As Bhutan embraces rapid digital transformation, concerns about the safety of personal information are becoming increasingly urgent. With more citizens relying on mobile banking, online services, and digital platforms, questions are emerging about whether sensitive data may already be exposed—and whether the country is fully equipped to counter evolving cyber threats.
These issues dominated discussions at Bhutan’s first-ever Governance, Risk, and Compliance (GRC) conference, where policymakers and cybersecurity experts gathered to examine the nation’s preparedness in an increasingly connected world.
The expansion of digital services has brought convenience, but it has also widened the door to potential risks. Everyday online activities—such as responding to advertisements or sharing personal and organisational information—can unknowingly expose users to cyber vulnerabilities.
Experts stress that, while the threat landscape is becoming more complex, basic precautions remain one of the most effective lines of defence. Just as individuals safeguard physical assets—like keeping house keys secure or protecting ATM PINs—the same level of caution must be applied in the digital realm.

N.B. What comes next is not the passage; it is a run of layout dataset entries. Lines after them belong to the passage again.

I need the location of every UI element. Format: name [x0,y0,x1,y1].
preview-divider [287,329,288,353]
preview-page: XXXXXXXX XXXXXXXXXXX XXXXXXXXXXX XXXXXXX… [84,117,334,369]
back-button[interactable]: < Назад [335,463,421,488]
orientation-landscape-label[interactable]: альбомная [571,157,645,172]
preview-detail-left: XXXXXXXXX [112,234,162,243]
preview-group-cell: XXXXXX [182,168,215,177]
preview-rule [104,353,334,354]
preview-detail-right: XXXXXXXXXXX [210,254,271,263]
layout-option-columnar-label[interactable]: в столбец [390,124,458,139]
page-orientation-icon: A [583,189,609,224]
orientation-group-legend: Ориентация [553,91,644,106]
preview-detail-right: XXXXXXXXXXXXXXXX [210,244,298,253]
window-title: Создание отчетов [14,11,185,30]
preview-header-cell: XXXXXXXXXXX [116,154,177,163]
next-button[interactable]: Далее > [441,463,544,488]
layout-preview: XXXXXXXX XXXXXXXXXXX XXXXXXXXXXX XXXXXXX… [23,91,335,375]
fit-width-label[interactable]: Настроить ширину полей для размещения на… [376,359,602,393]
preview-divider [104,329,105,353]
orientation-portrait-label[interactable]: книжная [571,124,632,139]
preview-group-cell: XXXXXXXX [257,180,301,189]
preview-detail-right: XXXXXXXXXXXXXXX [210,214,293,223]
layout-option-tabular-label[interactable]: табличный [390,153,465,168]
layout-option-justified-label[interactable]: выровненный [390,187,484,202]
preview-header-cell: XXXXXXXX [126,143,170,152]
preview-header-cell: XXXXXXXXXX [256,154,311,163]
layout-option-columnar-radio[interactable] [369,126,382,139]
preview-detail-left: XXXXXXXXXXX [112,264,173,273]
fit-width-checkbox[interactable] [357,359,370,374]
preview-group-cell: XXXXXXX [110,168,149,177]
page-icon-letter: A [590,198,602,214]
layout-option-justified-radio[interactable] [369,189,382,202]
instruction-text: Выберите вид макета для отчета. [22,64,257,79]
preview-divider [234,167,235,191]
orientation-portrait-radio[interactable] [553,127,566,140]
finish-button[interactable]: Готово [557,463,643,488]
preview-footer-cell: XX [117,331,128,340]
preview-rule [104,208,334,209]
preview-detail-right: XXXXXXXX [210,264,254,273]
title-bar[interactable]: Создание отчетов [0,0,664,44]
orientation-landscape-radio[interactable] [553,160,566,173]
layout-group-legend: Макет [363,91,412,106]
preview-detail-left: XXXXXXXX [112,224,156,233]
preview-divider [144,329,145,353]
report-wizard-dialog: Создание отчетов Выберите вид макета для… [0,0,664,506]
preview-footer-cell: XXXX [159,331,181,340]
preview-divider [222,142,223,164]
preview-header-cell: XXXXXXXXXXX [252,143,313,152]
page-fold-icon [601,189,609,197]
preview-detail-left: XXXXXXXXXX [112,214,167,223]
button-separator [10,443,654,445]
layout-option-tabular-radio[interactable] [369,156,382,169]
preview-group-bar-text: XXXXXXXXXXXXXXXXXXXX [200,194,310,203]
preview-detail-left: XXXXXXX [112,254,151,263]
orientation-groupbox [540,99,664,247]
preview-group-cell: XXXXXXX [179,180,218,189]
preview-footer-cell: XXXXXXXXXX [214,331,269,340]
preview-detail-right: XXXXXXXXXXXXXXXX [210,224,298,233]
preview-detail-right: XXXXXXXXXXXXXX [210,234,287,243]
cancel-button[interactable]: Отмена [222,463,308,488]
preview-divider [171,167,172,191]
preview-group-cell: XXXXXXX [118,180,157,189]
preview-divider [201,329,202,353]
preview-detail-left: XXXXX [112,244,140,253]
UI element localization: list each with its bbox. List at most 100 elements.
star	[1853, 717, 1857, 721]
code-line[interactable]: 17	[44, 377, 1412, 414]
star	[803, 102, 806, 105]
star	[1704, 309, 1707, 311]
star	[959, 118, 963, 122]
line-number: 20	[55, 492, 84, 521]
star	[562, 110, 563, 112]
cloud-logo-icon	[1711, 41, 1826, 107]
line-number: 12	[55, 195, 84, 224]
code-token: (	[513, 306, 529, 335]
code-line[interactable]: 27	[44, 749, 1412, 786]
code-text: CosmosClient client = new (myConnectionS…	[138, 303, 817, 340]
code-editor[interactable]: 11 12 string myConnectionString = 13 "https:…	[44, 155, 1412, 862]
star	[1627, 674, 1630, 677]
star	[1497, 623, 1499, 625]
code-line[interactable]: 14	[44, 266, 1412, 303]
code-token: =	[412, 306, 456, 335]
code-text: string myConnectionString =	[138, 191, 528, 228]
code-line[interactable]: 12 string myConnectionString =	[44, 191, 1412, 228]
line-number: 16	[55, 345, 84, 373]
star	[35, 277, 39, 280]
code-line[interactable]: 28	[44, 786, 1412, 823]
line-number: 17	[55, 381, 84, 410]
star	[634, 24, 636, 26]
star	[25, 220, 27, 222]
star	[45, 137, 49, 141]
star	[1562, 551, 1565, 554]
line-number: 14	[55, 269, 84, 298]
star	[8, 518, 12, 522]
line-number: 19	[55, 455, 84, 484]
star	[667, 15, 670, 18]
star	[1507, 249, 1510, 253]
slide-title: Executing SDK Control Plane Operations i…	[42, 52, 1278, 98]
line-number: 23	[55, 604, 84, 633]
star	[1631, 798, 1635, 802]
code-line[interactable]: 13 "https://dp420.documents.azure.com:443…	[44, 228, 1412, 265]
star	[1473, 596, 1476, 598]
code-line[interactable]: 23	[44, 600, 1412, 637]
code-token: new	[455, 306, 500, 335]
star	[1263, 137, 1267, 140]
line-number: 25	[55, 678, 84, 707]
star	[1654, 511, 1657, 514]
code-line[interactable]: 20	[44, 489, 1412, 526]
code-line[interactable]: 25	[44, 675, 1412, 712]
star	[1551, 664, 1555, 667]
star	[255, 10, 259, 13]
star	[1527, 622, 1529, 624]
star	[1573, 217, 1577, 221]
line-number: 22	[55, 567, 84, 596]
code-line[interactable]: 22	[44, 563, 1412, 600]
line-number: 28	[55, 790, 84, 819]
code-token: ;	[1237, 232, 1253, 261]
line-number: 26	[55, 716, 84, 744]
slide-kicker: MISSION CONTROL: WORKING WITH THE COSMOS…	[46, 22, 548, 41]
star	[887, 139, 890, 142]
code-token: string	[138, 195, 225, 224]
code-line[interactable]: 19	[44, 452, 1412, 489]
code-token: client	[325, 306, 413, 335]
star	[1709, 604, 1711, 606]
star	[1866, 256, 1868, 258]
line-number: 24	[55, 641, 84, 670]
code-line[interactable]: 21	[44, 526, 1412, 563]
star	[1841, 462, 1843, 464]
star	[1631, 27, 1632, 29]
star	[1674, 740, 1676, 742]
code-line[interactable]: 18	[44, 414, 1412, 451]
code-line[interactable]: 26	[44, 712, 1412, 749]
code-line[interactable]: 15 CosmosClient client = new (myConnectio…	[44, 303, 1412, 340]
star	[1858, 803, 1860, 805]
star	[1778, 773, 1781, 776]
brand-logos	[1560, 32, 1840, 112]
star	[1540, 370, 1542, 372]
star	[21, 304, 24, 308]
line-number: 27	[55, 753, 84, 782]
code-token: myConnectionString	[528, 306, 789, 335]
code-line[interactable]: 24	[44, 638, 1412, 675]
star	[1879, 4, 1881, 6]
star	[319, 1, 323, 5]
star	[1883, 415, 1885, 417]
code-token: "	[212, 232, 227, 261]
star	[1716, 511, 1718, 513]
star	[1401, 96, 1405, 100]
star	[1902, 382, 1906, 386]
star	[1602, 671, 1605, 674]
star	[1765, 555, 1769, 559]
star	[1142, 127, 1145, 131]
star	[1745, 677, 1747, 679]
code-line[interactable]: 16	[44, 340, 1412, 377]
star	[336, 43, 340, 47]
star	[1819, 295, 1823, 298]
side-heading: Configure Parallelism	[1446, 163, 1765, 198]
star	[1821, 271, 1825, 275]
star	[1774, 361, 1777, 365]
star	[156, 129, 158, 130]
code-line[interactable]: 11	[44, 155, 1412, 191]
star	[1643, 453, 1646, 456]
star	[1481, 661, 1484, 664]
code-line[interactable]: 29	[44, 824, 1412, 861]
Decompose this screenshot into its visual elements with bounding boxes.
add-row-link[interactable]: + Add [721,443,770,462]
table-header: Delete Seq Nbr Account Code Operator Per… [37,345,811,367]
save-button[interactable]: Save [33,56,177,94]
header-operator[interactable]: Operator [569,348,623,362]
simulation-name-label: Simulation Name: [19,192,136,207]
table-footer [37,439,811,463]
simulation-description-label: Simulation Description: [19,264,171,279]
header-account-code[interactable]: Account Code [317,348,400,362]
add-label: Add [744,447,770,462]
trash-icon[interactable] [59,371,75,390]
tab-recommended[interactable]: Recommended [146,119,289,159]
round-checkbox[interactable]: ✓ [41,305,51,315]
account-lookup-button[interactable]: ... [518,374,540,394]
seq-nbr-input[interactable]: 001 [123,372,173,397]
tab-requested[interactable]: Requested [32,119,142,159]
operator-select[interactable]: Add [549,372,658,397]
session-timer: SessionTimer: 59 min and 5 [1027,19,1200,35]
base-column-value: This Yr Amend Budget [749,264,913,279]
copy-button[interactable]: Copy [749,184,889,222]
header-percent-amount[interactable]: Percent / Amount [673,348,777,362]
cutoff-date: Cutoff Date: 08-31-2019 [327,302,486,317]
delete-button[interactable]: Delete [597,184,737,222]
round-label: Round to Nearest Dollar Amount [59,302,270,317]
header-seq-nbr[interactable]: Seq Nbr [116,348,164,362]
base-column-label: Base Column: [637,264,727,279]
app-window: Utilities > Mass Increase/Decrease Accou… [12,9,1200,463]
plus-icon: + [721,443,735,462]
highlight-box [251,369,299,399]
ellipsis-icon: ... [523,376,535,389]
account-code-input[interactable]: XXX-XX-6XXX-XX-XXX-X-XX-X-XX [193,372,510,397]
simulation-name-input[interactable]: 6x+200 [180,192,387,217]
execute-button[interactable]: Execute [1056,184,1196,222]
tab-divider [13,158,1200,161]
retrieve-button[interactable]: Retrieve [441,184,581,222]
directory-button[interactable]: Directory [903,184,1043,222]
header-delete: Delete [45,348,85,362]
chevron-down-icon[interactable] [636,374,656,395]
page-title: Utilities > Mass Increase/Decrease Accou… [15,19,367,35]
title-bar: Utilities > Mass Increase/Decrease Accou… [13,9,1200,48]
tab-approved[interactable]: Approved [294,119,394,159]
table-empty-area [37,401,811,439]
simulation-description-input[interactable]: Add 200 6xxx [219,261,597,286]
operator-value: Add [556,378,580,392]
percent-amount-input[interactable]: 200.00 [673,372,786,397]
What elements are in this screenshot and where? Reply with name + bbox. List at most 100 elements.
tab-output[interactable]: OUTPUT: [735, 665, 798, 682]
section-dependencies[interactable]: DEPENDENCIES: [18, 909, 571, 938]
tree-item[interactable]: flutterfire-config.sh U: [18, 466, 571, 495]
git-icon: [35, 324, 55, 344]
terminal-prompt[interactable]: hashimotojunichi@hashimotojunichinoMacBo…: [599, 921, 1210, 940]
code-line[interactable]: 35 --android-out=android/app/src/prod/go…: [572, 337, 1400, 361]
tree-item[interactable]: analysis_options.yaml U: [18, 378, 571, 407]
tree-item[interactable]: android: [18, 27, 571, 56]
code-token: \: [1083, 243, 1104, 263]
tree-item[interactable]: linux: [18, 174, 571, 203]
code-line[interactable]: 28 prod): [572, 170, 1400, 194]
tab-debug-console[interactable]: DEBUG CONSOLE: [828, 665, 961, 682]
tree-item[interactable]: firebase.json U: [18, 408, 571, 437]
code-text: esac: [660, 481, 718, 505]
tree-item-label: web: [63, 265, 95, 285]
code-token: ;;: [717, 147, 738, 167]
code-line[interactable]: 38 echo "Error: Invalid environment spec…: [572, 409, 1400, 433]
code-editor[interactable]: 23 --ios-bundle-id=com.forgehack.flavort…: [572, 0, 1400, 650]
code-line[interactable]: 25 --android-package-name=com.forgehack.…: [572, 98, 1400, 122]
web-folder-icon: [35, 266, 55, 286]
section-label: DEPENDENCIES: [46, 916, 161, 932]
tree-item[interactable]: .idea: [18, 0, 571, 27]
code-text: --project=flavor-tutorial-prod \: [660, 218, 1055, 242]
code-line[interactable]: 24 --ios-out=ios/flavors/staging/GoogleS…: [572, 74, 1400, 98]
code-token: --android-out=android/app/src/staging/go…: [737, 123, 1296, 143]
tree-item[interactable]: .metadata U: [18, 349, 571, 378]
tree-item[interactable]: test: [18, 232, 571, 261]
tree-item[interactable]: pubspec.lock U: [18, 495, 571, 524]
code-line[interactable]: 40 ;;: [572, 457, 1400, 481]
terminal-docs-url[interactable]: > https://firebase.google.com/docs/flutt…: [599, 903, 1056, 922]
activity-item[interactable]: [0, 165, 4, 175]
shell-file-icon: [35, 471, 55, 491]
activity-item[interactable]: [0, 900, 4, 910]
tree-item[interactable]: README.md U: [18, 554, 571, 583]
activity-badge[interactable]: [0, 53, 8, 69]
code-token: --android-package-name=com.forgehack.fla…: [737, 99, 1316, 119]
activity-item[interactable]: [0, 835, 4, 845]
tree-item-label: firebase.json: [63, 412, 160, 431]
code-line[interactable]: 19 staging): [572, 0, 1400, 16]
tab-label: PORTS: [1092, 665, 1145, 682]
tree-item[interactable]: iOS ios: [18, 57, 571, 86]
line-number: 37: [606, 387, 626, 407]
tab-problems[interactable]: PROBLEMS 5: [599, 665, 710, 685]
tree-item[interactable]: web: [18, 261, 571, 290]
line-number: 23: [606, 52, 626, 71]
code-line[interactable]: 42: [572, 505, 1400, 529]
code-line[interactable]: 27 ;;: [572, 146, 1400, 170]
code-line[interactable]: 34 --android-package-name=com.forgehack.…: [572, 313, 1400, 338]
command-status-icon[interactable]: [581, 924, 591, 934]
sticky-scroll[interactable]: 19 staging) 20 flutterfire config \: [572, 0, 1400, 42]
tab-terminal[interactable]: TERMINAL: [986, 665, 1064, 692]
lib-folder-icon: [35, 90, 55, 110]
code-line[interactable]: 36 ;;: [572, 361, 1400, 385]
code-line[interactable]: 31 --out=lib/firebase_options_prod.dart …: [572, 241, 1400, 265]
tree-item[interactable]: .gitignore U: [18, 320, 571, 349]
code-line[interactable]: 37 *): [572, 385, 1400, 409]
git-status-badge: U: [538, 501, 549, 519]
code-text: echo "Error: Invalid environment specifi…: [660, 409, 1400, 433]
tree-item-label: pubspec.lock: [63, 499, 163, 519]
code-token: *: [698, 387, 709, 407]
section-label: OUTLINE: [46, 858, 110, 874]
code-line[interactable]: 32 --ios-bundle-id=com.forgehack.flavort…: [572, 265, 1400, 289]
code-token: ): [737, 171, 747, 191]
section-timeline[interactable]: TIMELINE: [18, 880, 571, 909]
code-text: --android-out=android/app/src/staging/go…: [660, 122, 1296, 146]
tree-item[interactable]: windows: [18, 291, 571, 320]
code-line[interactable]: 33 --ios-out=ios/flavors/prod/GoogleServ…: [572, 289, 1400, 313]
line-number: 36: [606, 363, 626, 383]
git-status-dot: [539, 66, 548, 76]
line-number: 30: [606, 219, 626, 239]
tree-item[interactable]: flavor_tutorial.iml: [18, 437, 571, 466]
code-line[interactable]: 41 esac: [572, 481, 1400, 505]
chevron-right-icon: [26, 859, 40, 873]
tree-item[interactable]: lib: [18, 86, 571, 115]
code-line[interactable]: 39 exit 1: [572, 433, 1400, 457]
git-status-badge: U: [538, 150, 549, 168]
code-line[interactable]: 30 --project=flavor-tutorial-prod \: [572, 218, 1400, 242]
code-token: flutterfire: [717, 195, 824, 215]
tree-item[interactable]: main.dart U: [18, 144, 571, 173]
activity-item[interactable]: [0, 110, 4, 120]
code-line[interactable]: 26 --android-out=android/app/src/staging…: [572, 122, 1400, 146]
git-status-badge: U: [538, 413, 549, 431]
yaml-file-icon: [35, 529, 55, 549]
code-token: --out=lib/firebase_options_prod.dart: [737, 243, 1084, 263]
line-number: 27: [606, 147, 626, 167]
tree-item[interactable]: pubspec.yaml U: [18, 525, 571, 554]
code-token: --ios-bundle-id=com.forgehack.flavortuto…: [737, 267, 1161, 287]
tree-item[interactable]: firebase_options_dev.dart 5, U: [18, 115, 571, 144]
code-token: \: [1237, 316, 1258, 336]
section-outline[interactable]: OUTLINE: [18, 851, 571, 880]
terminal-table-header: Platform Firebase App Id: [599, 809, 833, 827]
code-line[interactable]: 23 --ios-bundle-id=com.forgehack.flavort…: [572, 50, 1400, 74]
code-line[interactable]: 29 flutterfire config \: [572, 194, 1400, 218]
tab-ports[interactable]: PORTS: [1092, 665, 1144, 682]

Cybersecurity specialist Deepesh Chitroda highlighted that simple, low-cost measures can significantly enhance online safety. Strong passwords, combined with additional security layers such as multi-factor authentication (MFA), are critical tools. Features like one-time passwords (OTPs) and verification steps on platforms such as email and cloud services provide an added shield against unauthorised access.
However, experts caution that Bhutan’s current approach to cybersecurity must evolve. As digital adoption accelerates, relying solely on compliance measures or policies on paper is no longer sufficient. Instead, there is a growing need for robust systems and proactive strategies that can respond to emerging threats, particularly as artificial intelligence becomes more integrated into daily life.
Despite rising concerns, specialists note that fears around AI and data misuse are often overstated. While free digital tools may involve some level of data collection, paid or subscription-based services typically offer stronger protections, giving users greater control over their information, including the ability to delete it.
Bhutan has already taken steps to strengthen its cyber defences. Initiatives such as the National Digital Identity system aim to enhance user verification and reduce fraud. Yet, experts agree that technology alone cannot guarantee safety.
Ultimately, individual behaviour remains a decisive factor. Responsible internet use, awareness of potential risks, and adherence to basic security practices are essential in safeguarding personal data.
As Bhutan continues its digital journey, the challenge will be to balance innovation with resilience—ensuring that progress does not come at the cost of security.